What's wrong with apoc.periodic.iterate.sub-batching.cypher example code?

apoc
import

(SunPark) #1

Hello,
I tried apoc.periodic.iterate.sub-batching.cypher example code from https://gist.github.com/jexp/caeb53acfe8a649fecade4417fb8876a, but failed with belows error.

Failed to invoke procedure apoc.periodic.iterate: Caused by: org.neo4j.cypher.internal.util.v3_4.SyntaxException: Unknown function 'apoc.coll.partition' (line 2, column 7 (offset: 67))

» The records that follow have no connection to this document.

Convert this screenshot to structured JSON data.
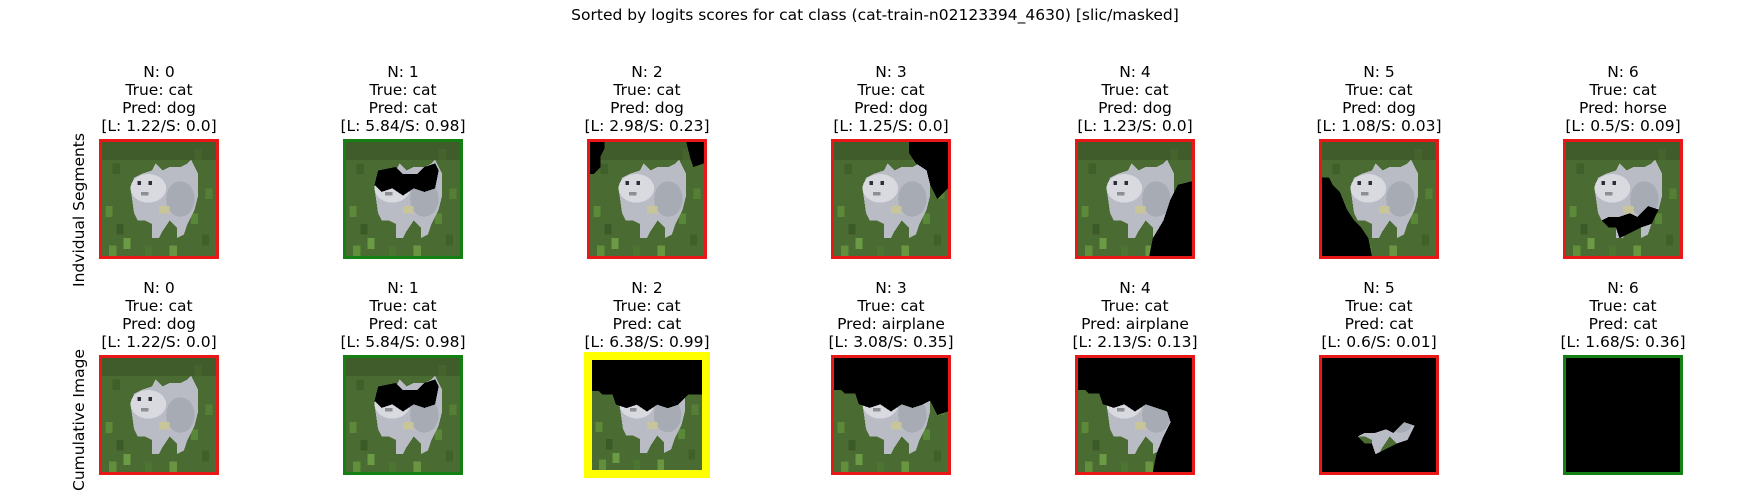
{
  "figure": {
    "title": "Sorted by logits scores for cat class (cat-train-n02123394_4630) [slic/masked]"
  },
  "rows": [
    {
      "label": "Indvidual Segments",
      "panels": [
        {
          "n": "N: 0",
          "true": "True: cat",
          "pred": "Pred: dog",
          "score": "[L: 1.22/S: 0.0]",
          "frame_color": "#e81818",
          "mask": "none"
        },
        {
          "n": "N: 1",
          "true": "True: cat",
          "pred": "Pred: cat",
          "score": "[L: 5.84/S: 0.98]",
          "frame_color": "#148014",
          "mask": "seg1"
        },
        {
          "n": "N: 2",
          "true": "True: cat",
          "pred": "Pred: dog",
          "score": "[L: 2.98/S: 0.23]",
          "frame_color": "#e81818",
          "mask": "seg2"
        },
        {
          "n": "N: 3",
          "true": "True: cat",
          "pred": "Pred: dog",
          "score": "[L: 1.25/S: 0.0]",
          "frame_color": "#e81818",
          "mask": "seg3"
        },
        {
          "n": "N: 4",
          "true": "True: cat",
          "pred": "Pred: dog",
          "score": "[L: 1.23/S: 0.0]",
          "frame_color": "#e81818",
          "mask": "seg4"
        },
        {
          "n": "N: 5",
          "true": "True: cat",
          "pred": "Pred: dog",
          "score": "[L: 1.08/S: 0.03]",
          "frame_color": "#e81818",
          "mask": "seg5"
        },
        {
          "n": "N: 6",
          "true": "True: cat",
          "pred": "Pred: horse",
          "score": "[L: 0.5/S: 0.09]",
          "frame_color": "#e81818",
          "mask": "seg6"
        }
      ]
    },
    {
      "label": "Cumulative Image",
      "panels": [
        {
          "n": "N: 0",
          "true": "True: cat",
          "pred": "Pred: dog",
          "score": "[L: 1.22/S: 0.0]",
          "frame_color": "#e81818",
          "mask": "none"
        },
        {
          "n": "N: 1",
          "true": "True: cat",
          "pred": "Pred: cat",
          "score": "[L: 5.84/S: 0.98]",
          "frame_color": "#148014",
          "mask": "seg1"
        },
        {
          "n": "N: 2",
          "true": "True: cat",
          "pred": "Pred: cat",
          "score": "[L: 6.38/S: 0.99]",
          "frame_color": "#ffff00",
          "frame_style": "highlight",
          "mask": "cum2"
        },
        {
          "n": "N: 3",
          "true": "True: cat",
          "pred": "Pred: airplane",
          "score": "[L: 3.08/S: 0.35]",
          "frame_color": "#e81818",
          "mask": "cum3"
        },
        {
          "n": "N: 4",
          "true": "True: cat",
          "pred": "Pred: airplane",
          "score": "[L: 2.13/S: 0.13]",
          "frame_color": "#e81818",
          "mask": "cum4"
        },
        {
          "n": "N: 5",
          "true": "True: cat",
          "pred": "Pred: cat",
          "score": "[L: 0.6/S: 0.01]",
          "frame_color": "#e81818",
          "mask": "cum5"
        },
        {
          "n": "N: 6",
          "true": "True: cat",
          "pred": "Pred: cat",
          "score": "[L: 1.68/S: 0.36]",
          "frame_color": "#148014",
          "mask": "full"
        }
      ]
    }
  ]
}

apoc.periodic.iterate.sub-batching.cypher

CALL apoc.periodic.iterate(
"LOAD CSV WITH HEADERS FROM 'FILE:///dropd_noun.csv' AS line
WITH apoc.coll.partition(collect(line),10000) AS batchesOfLines
UNWIND batchesOfLines as batch
RETURN batch",
"UNWIND {batch} AS word
MERGE (w:Word {word: word.sentence_noun})",
{batchSize: 1, parallel: true});

I made similar cypher code with above apoc.periodic.iterate.sub-batching.cypher, it works. dropd_noun.csv has one column, sentence_noun column

LOAD CSV WITH HEADERS FROM 'FILE:///dropd_noun.csv' AS line
WITH collect(line) AS nounlists
UNWIND nounlists AS nounlist
CREATE (w:Word {word:nounlist.sentence_noun} )

Thank you,


(Michael Hunger) #2

Which apoc version do you have?
Does it find the function otherwise?

Why do you do it so complicated? It's all built into periodic iterate.

CALL apoc.periodic.iterate(
"LOAD CSV WITH HEADERS FROM 'FILE:///dropd_noun.csv' AS line
RETURN line",
"MERGE (w:Word {word: word.sentence_noun})",
{batchSize: 10000, iterateList:true, parallel: true});

(SunPark) #3

Here're the answers.

  1. apoc version? The plugins directory has only one file apoc-3.4.0.3-all.jar. Neo4j server version is 3.4.6 under ubuntu 18.04.
~/neo4j/plugins$ ls
apoc-3.4.0.3-all.jar
  1. Does it find the function otherwise? I don't know how to check it find the function otherwise. Please let me know how to show debug trace it find the other functions. And I checked apoc.coll.partition be in apoc-xxx.jar.
neo4j> CALL apoc.coll.partition([1,2,3,4,5,6], 5) YIELD value
       RETURN value;
+-----------------+
| value           |
+-----------------+
| [1, 2, 3, 4, 5] |
| [6]             |
+-----------------+

2 rows available after 6 ms, consumed after another 1 ms

3, Why do you do it so complicated? It's all built into periodic iterate.
The reason why I test apoc,periodic.iterate, I read below git comment.
https://github.com/neo4j-contrib/neo4j-apoc-procedures/issues/714.

3. Use apoc.periodic.iterate

* the biggest benefit of using iterate() is you don't need a large Heap memory anymore;
* iterate() can split large update into smaller batches to execute and submit, which keeps the Heap memory usage low;
* iterate() can also leverage the CPU power by running updates in parallel (set parallel:true). This works particularly well for SSD, but avoid using it on mechanical HD;

Thank you,
Sun


(Michael Hunger) #4

So partition a procedure, not a function, so it would have to be called differently in your first example.

But I wouldn't recommend that kind of use anyway, except if one really knows why they are using that approach, and suggest to use the built in functionality.